Like Mr.Suresh Palekar, I have had the opportunity of meeting another Guru of Natural farming, Mr. Bhasker Save, this man is an agricultural genius, his farm is Natural and worth a watch.
He has a philosophy, if we try to commercialize farming, we then ruin the quality of the soil, spot on…so he treats Mother earth, with respect, still makes money, as the land gives him plenty of surplus to sustain.

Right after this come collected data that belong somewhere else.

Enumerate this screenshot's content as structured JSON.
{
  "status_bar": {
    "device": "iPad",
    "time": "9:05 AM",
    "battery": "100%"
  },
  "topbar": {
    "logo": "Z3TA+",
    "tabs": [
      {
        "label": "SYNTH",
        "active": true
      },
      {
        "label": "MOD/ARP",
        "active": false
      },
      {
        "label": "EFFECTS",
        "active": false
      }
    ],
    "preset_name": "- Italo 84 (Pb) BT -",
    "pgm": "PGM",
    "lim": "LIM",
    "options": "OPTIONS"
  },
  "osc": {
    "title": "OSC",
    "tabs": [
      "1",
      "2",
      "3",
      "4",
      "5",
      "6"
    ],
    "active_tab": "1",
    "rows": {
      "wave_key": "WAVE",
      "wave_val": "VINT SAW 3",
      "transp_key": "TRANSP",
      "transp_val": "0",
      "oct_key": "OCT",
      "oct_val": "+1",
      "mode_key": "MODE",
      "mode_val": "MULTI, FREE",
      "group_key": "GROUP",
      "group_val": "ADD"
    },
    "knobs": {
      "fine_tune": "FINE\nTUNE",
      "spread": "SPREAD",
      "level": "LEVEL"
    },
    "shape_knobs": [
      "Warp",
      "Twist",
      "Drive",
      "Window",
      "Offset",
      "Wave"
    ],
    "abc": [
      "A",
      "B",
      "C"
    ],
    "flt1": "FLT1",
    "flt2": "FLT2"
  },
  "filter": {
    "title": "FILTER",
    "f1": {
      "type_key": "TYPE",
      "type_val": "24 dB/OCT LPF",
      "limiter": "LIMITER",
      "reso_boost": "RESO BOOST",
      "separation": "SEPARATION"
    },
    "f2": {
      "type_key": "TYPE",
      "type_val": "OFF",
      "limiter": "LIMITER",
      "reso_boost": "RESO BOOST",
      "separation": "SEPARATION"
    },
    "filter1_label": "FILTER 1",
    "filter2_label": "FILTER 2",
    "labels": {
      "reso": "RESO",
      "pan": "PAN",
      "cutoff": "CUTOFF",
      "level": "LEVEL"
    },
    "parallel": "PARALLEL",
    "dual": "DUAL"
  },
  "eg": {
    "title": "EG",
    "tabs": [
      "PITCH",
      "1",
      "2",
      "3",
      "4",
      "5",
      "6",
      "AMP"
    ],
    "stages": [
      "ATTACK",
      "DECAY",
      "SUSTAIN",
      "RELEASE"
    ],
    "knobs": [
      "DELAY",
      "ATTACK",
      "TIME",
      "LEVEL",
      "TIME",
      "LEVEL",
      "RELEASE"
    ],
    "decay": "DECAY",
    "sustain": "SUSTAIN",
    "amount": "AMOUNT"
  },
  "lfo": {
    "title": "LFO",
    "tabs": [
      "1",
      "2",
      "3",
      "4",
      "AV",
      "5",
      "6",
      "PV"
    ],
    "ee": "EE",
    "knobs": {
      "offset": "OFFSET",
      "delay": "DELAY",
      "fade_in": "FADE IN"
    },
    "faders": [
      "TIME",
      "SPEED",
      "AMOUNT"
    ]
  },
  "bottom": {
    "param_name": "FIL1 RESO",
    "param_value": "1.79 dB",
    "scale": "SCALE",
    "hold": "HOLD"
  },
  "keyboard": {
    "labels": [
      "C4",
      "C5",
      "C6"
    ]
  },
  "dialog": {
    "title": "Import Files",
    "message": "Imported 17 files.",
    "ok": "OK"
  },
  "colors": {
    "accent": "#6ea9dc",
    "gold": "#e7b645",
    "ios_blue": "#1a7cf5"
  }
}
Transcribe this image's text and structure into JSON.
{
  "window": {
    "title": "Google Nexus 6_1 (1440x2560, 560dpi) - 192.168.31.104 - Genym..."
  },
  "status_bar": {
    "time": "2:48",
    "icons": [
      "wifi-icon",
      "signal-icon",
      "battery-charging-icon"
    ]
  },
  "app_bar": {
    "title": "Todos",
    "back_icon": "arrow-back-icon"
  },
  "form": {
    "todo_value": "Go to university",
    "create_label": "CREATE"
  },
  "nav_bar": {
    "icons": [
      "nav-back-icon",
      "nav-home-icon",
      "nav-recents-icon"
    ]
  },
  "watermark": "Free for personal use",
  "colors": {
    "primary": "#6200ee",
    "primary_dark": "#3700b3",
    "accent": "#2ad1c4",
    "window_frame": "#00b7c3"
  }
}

I am of the opinion that if we mix Non Agricultural and Agricultural products as well as add some flavour (indian ragas), we can achieve 6 lacs per acre, has anyone tried this?

Michael

Correction. It is Sri.Subhash Palekar.

Thank you Sir,

What is the use in Posting links of Videos duly keeping under Private Viewing. I have requested several times for editing and making use of these Videos for Forum Members. Kindly make use of the Forum Members.

Here is a video want to share on this thread - This is not exactly about the main topic of discussion.

The krishnappa’s video which triggered this discussion, was poted on youtube by one Mr. Sharat
Now he is into palekar’s way of farming
[url=https://www.youtube.com/watch?v=7Xfy3JmZwrs]https://www.youtube.com/watch?v=7Xfy3JmZwrs[/url]
NOTE: video is in Telugu. Non-telugu members please bear.

I’m not sure if Sharat is a member on our forum!

Revive this topic?

The last reply to this topic was 806 days ago. Your reply will bump the topic to the top of its list and notify anyone previously involved in the conversation.
Are you sure you want to continue this old conversation?

I got this message when I began to reply to this topic! :slight_smile:

However I read through the beginning of this thread and found it extremely relevant even today.

Have folks on the thread managed to have new research and conclusions now?